Pero nadie se preocupó mucho, porque la energía gratis (que había logrado el ostensible milagro de que algunos commodities tuvieran precio negativo, es decir, que cualquier comprador al llevarse un artículo recibiera dinero en vez de entregarlo), llevó a la prosperidad hasta tal punto de saturación que pronto, mientras las máquinas de movimiento continuo producían energía de la nada, y otras máquinas, diseñadas adaptando las leyes naturales a los diversos productos, se encargaban de producir todo lo que se necesitaba, los ciudadanos de Miniápolis se dieran cuenta de que no tenían nada que hacer y como era de esperar, se volcaron en su totalidad al ocio recreativo.
Lo cual llevó al crecimiento desmesurado de las prácticas deportivas: que no resultaron fáciles, por cierto, porque era tal el caos en las leyes de la naturaleza, que las pelotas doblaban en ángulos rectos, o seguían trayectorias completamente arbitrarias. Los diferentes clubes exigieron leyes apropiadas para cada deporte. Cada vez se hacía más obvio que un solo juego de leyes para todo el municipio no bastaba, y así fue que mediante un coup de force, el intendente fue derrocado y sustituido por una comisión que proclamó la independencia científica de los barrios, con lo cual cada uno de ellos ajustó las leyes de la óptica para que los locales pudieran ver a los visitantes, pero no a la inversa, y para que las trayectorias que describían las pelotas fueran tales que siempre entraran en el arco contrario, con lo cual el resultado de los partidos se conocía de antemano (cualquier físico podía predecirlo con absoluta exactitud), con lo cual el deporte perdió todo interés. Pero además, algunos barrios modificaron las leyes de la evolución, imponiendo el adaptacionismo lamarckiano (y adelantando sus tiempos), y así algunos ciudadanos empezaron a desarrollar incipientes alas, que crecían y crecían con el esfuerzo. Pero aun antes de que se elevara la primera bandada barrial, un grupo extremista (que no en vano provenía del barrio llamado Saint Honoré) logró imponer a un intendente que abolió lisa y llanamente todas las leyes de la naturaleza, y las sustituyó por el relato subjetivo de cada uno. El floreciente municipio se convirtió en un conglomerado de autismos, que vivían en un universo interno y totalmente objetivo, donde todo, desde las partículas elementales hasta las heladeras, funcionaba al compás de los caprichos mentales. Pareció que Miniápolis había alcanzado un estado eternamente estable, en el que nadie se movía, sino que se limitaba a pensar un mundo totalmente desconectado del de los demás, y que esa situación seguiría así para siempre.

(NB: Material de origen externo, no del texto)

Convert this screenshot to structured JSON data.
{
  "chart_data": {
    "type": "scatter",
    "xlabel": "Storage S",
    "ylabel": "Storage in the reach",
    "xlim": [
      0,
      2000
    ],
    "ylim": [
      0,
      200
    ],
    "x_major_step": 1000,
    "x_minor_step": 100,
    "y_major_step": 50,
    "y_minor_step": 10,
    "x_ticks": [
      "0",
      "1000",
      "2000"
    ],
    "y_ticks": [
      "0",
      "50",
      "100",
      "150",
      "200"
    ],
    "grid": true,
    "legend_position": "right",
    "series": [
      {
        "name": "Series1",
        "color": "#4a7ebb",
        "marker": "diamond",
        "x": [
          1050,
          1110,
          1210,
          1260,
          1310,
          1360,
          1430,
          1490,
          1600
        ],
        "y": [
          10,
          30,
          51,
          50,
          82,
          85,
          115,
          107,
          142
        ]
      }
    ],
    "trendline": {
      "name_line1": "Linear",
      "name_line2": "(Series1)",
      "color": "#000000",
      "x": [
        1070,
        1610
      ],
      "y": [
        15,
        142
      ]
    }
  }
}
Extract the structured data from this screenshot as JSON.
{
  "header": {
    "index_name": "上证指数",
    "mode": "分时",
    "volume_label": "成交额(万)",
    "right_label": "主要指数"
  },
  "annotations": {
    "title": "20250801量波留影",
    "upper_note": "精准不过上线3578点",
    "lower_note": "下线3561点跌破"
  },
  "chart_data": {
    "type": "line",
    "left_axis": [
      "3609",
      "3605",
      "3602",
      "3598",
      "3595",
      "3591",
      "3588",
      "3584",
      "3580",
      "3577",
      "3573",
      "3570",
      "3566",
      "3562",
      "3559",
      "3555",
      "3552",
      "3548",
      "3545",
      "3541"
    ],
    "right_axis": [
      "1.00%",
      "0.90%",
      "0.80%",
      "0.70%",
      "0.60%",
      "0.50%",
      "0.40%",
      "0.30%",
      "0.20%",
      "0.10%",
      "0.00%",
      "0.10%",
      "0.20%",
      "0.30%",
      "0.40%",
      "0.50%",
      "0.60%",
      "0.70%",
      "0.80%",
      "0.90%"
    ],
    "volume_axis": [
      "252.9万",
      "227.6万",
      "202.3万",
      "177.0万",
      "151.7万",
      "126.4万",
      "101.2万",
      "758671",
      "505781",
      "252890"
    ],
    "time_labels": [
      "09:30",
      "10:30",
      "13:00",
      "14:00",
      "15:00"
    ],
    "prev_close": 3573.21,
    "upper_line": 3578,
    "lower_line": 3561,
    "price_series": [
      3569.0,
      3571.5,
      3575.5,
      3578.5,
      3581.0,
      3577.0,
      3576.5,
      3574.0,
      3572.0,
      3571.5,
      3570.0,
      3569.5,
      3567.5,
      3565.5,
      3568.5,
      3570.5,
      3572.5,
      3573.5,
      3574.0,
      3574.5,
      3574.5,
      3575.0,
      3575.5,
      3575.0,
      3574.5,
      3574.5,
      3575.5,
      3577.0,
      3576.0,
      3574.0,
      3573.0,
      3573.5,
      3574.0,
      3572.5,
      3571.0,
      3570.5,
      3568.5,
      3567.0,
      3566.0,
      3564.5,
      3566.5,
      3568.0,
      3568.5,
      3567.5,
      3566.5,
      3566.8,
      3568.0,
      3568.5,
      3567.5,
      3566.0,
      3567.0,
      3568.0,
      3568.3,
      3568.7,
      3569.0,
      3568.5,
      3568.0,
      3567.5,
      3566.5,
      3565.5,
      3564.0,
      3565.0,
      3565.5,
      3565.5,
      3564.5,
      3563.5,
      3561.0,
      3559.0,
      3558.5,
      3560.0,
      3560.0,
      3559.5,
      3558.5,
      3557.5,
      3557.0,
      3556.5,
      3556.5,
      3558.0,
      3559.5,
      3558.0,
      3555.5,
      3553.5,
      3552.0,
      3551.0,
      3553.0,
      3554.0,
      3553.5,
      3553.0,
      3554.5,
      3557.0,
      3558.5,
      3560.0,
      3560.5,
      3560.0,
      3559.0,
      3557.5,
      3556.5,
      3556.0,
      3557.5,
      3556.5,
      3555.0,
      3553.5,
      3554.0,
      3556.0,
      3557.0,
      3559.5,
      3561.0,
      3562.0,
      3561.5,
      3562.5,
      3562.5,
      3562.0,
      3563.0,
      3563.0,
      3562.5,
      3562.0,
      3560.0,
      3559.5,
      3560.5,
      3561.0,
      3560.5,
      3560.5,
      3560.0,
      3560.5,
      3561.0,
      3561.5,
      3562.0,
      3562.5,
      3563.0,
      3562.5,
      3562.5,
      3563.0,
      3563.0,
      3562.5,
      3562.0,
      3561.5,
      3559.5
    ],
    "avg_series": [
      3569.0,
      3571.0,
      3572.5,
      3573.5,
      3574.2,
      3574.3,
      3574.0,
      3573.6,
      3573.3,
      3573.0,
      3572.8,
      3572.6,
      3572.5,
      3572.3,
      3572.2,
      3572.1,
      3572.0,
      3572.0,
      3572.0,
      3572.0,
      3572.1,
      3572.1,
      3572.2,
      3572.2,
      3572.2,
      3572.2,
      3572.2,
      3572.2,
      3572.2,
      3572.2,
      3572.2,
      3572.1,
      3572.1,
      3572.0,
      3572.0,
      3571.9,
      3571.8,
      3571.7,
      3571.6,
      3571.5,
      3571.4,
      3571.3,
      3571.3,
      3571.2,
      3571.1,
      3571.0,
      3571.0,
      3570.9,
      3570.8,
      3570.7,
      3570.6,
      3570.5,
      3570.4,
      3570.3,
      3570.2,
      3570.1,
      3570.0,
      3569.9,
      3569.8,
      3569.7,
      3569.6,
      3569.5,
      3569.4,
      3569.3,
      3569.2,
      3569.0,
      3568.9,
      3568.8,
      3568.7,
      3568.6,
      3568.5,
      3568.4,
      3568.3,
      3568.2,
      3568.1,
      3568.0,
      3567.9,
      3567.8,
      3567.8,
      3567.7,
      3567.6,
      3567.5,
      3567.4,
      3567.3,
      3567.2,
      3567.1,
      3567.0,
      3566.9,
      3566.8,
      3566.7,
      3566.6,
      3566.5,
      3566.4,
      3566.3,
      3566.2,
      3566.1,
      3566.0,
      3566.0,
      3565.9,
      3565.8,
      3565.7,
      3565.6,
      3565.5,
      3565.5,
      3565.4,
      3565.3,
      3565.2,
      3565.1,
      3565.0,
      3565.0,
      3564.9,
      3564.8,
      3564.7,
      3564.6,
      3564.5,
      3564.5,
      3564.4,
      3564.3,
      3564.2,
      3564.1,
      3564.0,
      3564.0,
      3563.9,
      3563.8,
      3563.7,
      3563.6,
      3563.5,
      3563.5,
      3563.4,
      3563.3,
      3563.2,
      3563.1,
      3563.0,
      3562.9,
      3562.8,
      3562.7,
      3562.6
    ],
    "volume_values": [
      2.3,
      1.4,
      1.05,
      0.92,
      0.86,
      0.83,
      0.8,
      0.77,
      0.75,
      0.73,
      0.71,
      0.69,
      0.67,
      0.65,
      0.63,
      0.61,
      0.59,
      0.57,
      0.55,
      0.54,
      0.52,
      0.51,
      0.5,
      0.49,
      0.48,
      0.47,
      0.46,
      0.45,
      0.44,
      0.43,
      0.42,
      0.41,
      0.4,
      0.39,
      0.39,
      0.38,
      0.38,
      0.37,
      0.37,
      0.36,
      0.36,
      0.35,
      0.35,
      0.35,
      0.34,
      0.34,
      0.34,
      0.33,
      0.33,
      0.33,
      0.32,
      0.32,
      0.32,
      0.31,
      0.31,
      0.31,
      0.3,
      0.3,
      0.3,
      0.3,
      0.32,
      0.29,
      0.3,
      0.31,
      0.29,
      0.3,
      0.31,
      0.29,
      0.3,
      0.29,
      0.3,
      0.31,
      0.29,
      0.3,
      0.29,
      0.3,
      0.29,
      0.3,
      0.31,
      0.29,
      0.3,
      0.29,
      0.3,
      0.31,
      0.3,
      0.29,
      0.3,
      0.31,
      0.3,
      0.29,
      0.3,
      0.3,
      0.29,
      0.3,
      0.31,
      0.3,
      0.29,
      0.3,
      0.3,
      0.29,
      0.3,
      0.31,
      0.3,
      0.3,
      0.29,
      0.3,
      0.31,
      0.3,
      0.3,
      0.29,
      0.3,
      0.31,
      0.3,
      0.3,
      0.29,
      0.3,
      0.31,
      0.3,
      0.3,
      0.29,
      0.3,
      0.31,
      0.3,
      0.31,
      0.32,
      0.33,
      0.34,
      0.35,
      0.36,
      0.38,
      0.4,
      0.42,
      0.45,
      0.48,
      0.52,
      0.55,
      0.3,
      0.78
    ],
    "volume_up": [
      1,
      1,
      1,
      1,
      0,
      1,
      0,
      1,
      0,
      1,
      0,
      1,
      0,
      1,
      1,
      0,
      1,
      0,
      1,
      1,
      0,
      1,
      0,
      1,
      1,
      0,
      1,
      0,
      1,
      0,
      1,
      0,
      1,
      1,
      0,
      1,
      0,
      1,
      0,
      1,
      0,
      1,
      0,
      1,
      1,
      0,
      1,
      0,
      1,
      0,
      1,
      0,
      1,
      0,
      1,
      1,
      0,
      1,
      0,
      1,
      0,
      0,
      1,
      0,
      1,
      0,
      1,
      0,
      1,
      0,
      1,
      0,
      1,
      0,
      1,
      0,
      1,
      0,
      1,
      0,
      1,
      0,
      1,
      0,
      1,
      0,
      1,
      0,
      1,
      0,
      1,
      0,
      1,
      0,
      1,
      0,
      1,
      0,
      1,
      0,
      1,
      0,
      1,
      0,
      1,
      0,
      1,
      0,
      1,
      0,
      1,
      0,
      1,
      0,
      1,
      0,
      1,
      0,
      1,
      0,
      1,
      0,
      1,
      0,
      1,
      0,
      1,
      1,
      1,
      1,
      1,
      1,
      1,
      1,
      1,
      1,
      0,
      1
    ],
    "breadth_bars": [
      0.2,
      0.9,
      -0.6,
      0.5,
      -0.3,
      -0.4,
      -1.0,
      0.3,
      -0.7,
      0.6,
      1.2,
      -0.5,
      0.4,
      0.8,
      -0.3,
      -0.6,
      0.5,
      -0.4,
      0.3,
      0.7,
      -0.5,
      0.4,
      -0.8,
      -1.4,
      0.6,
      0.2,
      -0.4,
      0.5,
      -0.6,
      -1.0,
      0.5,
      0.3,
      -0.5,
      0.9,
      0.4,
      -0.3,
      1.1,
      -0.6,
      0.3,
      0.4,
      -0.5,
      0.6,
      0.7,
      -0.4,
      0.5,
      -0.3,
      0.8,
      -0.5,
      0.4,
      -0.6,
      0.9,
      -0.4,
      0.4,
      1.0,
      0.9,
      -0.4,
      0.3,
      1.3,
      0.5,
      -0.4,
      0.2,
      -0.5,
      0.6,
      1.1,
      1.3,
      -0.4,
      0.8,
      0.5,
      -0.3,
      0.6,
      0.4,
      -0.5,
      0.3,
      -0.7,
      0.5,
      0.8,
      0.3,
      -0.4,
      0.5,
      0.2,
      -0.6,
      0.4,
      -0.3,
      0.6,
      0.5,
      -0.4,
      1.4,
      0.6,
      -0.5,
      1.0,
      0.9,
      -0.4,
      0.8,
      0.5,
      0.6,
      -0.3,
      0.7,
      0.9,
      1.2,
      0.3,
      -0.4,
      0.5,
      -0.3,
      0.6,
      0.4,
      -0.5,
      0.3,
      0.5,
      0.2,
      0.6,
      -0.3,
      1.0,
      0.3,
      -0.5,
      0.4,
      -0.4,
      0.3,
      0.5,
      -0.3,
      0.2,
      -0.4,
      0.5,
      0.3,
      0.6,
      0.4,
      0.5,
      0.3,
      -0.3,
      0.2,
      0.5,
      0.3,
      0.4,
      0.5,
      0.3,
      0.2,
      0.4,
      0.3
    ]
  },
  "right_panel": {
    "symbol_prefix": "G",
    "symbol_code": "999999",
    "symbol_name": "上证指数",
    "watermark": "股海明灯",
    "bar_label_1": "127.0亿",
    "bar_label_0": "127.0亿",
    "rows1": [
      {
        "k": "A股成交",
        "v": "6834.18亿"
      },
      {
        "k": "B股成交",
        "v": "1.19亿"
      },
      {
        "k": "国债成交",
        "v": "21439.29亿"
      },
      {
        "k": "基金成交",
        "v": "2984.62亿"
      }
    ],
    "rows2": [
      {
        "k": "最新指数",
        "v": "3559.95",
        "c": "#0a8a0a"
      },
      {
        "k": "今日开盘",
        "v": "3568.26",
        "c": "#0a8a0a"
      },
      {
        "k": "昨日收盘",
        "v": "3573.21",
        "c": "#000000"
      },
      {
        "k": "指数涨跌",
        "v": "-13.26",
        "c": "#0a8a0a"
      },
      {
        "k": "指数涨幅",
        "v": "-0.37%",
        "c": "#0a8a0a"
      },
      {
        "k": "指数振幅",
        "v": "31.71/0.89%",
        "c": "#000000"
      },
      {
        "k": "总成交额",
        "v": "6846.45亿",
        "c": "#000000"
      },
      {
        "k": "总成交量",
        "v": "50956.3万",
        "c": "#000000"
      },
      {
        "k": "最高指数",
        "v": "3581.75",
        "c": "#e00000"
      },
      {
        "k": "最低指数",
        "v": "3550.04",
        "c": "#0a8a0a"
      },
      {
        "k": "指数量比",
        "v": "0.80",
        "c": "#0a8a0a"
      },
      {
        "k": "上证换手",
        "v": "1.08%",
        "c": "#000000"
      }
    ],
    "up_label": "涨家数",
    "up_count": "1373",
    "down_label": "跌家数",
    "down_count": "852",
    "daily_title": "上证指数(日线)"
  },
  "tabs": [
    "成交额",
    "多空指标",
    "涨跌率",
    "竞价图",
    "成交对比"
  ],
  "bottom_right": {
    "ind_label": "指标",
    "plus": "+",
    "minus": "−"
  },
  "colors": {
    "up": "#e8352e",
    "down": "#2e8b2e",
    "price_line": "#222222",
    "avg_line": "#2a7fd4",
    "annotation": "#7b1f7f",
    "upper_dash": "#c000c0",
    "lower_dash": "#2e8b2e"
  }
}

Pero nadie recordaba, en medio del caos natural, a los carpinteros, encerrados en hórridas mazmorras: ansiosos de vengarse de los vejámenes recibidos, planificaron una acción audaz y concertada: modificaron la constante cosmológica de tal manera que, instantáneamente, el universo dejó de expandirse y empezó a contraerse de forma velocísima, amenazando a Miniápolis con hundirse en cuestión de pocas semanas en un Big Crunch y quizás en un agujero negro. Fue entonces cuando el gobierno nacional, advertido por un grupo de cosmólogos, a través del Ministerio de Ciencias ocupó el municipio, restableció las leyes naturales, liberó a los carpinteros y salvó a Miniápolis (y posiblemente al Universo entero) de la destrucción.